Andrea Ypsilanti: Koalitionsverhandlungen - trotz Dementi?
zuletzt aktualisiert: 11.08.2008 - 11:20Wiesbaden (RPO). Die hessische SPD will auf ihrem nächsten Parteitag noch nicht über eine Zusammenarbeit mit den Grünen entscheiden. Das ist die offizielle Version der Sozialdemokraten. Doch laut Medienberichten liegen bereits konkrete Pläne für Koalitionsverhandlungen mit den Grünen vor.

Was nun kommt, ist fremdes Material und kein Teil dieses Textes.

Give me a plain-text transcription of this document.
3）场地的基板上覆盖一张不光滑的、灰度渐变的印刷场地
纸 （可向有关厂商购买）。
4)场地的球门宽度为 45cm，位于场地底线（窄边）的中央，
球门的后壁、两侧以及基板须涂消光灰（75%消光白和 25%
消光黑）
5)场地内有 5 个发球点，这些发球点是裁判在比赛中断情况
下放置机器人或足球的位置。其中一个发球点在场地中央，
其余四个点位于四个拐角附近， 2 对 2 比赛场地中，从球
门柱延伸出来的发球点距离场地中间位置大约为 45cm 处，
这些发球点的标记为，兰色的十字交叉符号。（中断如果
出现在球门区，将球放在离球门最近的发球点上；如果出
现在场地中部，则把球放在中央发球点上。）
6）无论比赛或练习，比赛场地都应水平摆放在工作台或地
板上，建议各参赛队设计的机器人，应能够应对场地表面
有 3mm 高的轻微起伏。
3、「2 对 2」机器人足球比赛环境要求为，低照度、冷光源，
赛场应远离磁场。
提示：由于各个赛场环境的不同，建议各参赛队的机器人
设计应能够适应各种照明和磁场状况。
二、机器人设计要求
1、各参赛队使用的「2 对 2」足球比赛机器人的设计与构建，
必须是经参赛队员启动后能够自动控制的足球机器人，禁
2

"Ein derartiger Beschluss ist weder geplant, noch beabsichtigt", dementierte zwar Generalsekretär Norbert Schmitt am Montag in Wiesbaden und bekräftigte: anders lautende Medienberichte seien falsch. Einem Bericht der Tageszeitung "Die Welt" zufolge zeichnet sich aber schon ein ein klarer Fahrplan der SPD-Vorsitzenden in Hessen, Andrea Ypsilanti, für einen zweiten Anlauf zur Wahl als Ministerpräsidentin ab.
Demnach sehe Ypsilantis Plan die Aufnahme von Koalitionsverhandlungen mit den Grünen nach einem entsprechendem Beschluss eines Landesparteitag Mitte September oder Anfang Oktober vor. Diese Gespräche sollten zudem in einem "geordneten Verfahren" mit den Linken abgestimmt werden. Noch in diesem Jahr will Ypsilanti sich demnach mit Hilfe der Linken zur Ministerpräsidentin einer rot-grünen Regierung wählen lassen. Diesen Plan will Ypsilanti am Mittwoch auf einer Sitzung des SPD-Landesvorstands vorstellen.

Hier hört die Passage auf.